Sara Almeida Ramalho, Sara Franco, André Esteves, Júlia Silva, João Namora
Introdução:
As crises convulsivas são eventos relativamente frequentes. No primeiro episódio devem ser investigadas, uma vez que podem resultar de variadas etiologias com prognóstico e probabilidade de recorrência diferentes. O seguinte caso clínico descreve uma causa pouco comum de crise convulsiva e ilustra a importância da investigação da mesma.
Caso Clínico:
Mulher, 79 anos, autónoma. Natural de Cabo Verde, residente em Portugal há 12 anos. Recorre ao Serviço de Urgência (SU) por quadro de prostração, sem outros sintomas associados. Negava perda de consciência, febre, movimentos involuntários, vómitos, náuseas, incontinência de esfíncteres, dispneia ou toracalgia. Referia também episódios autolimitados de cefaleia nos 6 meses prévios. À admissão no SU apresentou crise convulsiva tónico-clónica generalizada.
Sem antecedentes pessoais conhecidos. História epidemiológica irrelevante excepto referir consumo frequente de “comida mal passada” (sic) por inadaptação à prótese dentária. Terá estado em Cabo Verde pela última vez há 2 anos.
Na observação inicial após a crise estava apirética, hipertensa e taquicardica, com saturação periférica de oxigénio 94% em ar ambiente. Prostrada, não verbalizava, não cumpria ordens, sem abertura ocular espontânea; pupilas simétricas e reactivas. Apresentava hipotonia generalizada, sem assimetrias da força muscular; reflexos osteotendinosos sem alterações e cutâneo-plantar indiferente bilateralmente. Verificou-se recuperação do estado de consciência, apresentando posteriormente exame objectivo geral e neurológico sem alterações.
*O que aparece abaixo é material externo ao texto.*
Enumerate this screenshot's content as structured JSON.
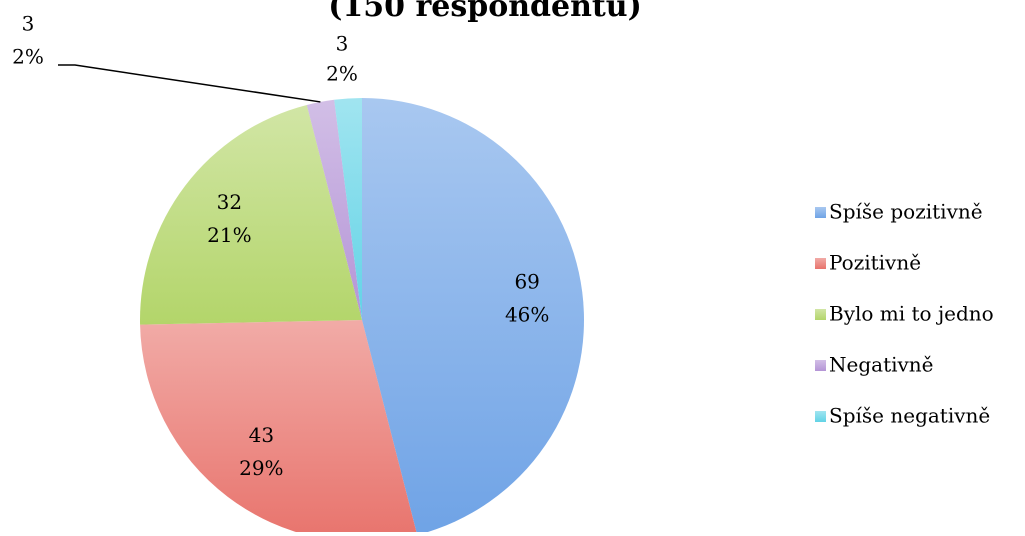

Sendo a primeira crise, realizou no SU avaliação analítica e gasimetria arterial, sem alterações metabólicas ou do ionograma; electrocardiograma sem alterações significativas e tomografia computorizada crânio-encefálica (CE) que revelou área hiperdensa em localização parietal direita com área adjacente com densidade similar ao líquido cefalo-raquidiano. A doente ficou internada para investigação e iniciou terapêutica anti-convulsivante. Durante o internamento realizou ressonância magnética CE que revelou lesão única intra-axial parietal posterior direita, cujas características semiológicas sugeriam etiologia infecciosa, mais provavelmente parasitária, eventualmente neurocisticercose/hidatidose. Neste contexto pesquisaram-se serologias para toxoplasmose, hidatidose e strongyloides stercoralis que se revelaram negativas. A serologia para Taenia solium revelou-se positiva e a doente iniciou corticoterapia e terapêutica antiparasitária.
Discussão:
A cisticercose (CC) é causada pelo parasita Taenia solium e pode apresentar-se como neurocistocercose. A forma de apresentação mais frequente é a crise convulsiva. Deve considerar-se estar hipótese diagnóstica em doentes com convulsão, imagiologia e epidemiologia sugestivas. O caso descrito exemplifica a relevância da investigação e o curso da doença, com especial enfoque nas precauções a ter antes do início da terapêutica antiparasitária.